The BLS considers dozens of different items and their subcategories when estimating changes in price. Each is given a weight or “relative importance” when the CPI calculation is being performed. As of December 2022, the top major groups for CPI-U include:
- Shelter 34.41%
- Food 13.53%
- Energy (fuel, utilities) 6.92%
- Medical care services 6.65%
- Transportation services (insurance, airfare, etc.) 5.75%
How is CPI Data Collected?
The BLS collects its price data by surveying 75 different urban areas throughout the U.S. and from approximately 23,000 retail and service establishments. Rent prices come from roughly 50,000 landlords and tenants.
The BLS solicits this information through the Consumer Expenditure Survey (CE). CE’s can either be an:
- Interview Survey for major and/or recurring items
- Diary Survey for more minor or frequently purchased items
CPI and Monetary Policy
Since CPI is one of the most widely used ways to track inflation, its changes are analyzed and discussed regularly by economists. This became especially prominent in 2022 when the year-over-year CPI peaked at 9.1% in June. Until this point, the U.S. economy had not had an inflation increase of this magnitude in nearly 40 years. When this happens, it’s the job of the U.S. central bank, the Federal Reserve, to stabilize the economy and bring inflation back under control.
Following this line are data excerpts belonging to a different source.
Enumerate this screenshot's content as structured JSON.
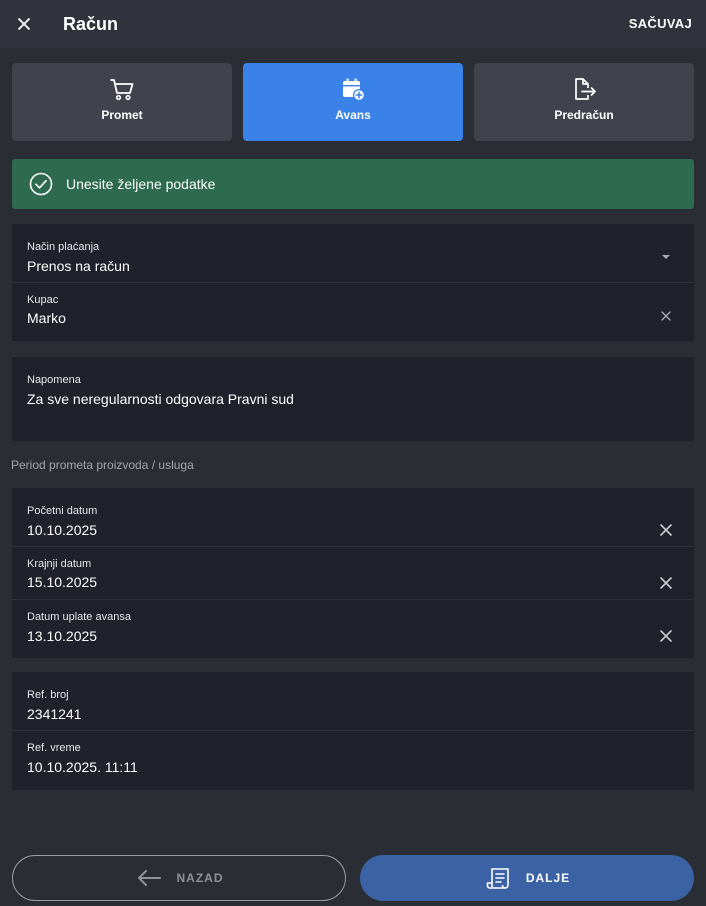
{
  "header": {
    "title": "Račun",
    "close_icon": "close-icon",
    "save_label": "SAČUVAJ"
  },
  "modes": [
    {
      "label": "Promet",
      "icon": "cart-icon",
      "active": false
    },
    {
      "label": "Avans",
      "icon": "calendar-add-icon",
      "active": true
    },
    {
      "label": "Predračun",
      "icon": "file-export-icon",
      "active": false
    }
  ],
  "alert": {
    "icon": "check-circle-icon",
    "text": "Unesite željene podatke"
  },
  "payment": {
    "method_label": "Način plaćanja",
    "method_value": "Prenos na račun",
    "customer_label": "Kupac",
    "customer_value": "Marko"
  },
  "note": {
    "label": "Napomena",
    "value": "Za sve neregularnosti odgovara Pravni sud"
  },
  "period": {
    "section_label": "Period prometa proizvoda / usluga",
    "start_label": "Početni datum",
    "start_value": "10.10.2025",
    "end_label": "Krajnji datum",
    "end_value": "15.10.2025",
    "advance_label": "Datum uplate avansa",
    "advance_value": "13.10.2025"
  },
  "reference": {
    "number_label": "Ref. broj",
    "number_value": "2341241",
    "time_label": "Ref. vreme",
    "time_value": "10.10.2025. 11:11"
  },
  "footer": {
    "back_label": "NAZAD",
    "next_label": "DALJE"
  },
  "colors": {
    "background": "#2b2d35",
    "accent": "#3b82e8",
    "success": "#2e6a4f",
    "next_button": "#3a62a4"
  }
}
The Fed’s target is to keep annual inflation to a modest 2% increase. To do this, their main tool is to raise the federal funds rate – the interest rate that banks charge to lend money to one another overnight. When the cost of borrowing goes up, spending decreases which should reduce demand and bring down consumer prices. Alternatively, as the economy stabilizes, the Fed can lower interest rates which bolsters demand again.
Personal Consumption Expenditures
Although most people reference the change in CPI when talking about inflation, the Federal Reserve chooses to use a different index: the Personal Consumption Expenditures (PCE) price index.
Although the PCE is produced by the Bureau of Economic Analysis (BEA), it has many similarities to the CPI. For instance, it includes many of the same categories and even uses the same data collected by the BLS. The main difference is that the PCE takes into consideration the change in prices for all consumption items, not just those paid by consumers. For example, PCE would also take into consideration costs covered by employer-provided insurance, Medicare, and Medicaid.
Also, the Fed uses core PCE. Similar to Core CPI, core PCE removes food and energy from the calculation.
How CPI Affects Consumers
There are several reasons why it's important to measure CPI and track the rate of inflation. The following are some of the ways it affects everyday consumers.
- Purchasing power – Inflation can often be described as the erosion of one’s ability to purchase the same goods or services over time. Since wages tend to increase slowly, it’s important for consumers to know that their income will enable them to cover their living expenses, especially in the short term.
- Monetary policy – Because the Fed will try to tame high inflation by raising interest rates, this will cause the prime rate – the rate used to calculate interest on all consumer products - to rise also. In other words, when the Fed increases its rate, consumers can expect the rates of mortgages, auto loans, credit cards, personal loans, etc. to also rise.
- Tax brackets – Every year when the IRS publishes its latest income ranges for each of its seven federal tax brackets, it uses inflation to determine how much they should be adjusted. This is also used for many other government programs such as the income level of who can contribute to a Roth IRA.
- Wage negotiation – As the cost of living rises, workers will naturally demand increased compensation. Businesses must take this into consideration when hiring new individuals, giving promotions, and giving pay raises to current employees.
The Bottom Line
The consumer price index is a useful way to quantify how much consumers are spending on typical goods and services. Changes in the CPI can indicate how much inflation the economy. Is currently experiencing. Consumers need to be aware of CPI and inflation because their significance affects everything from how far their money stretches to changes in monetary policy by the Federal Reserve.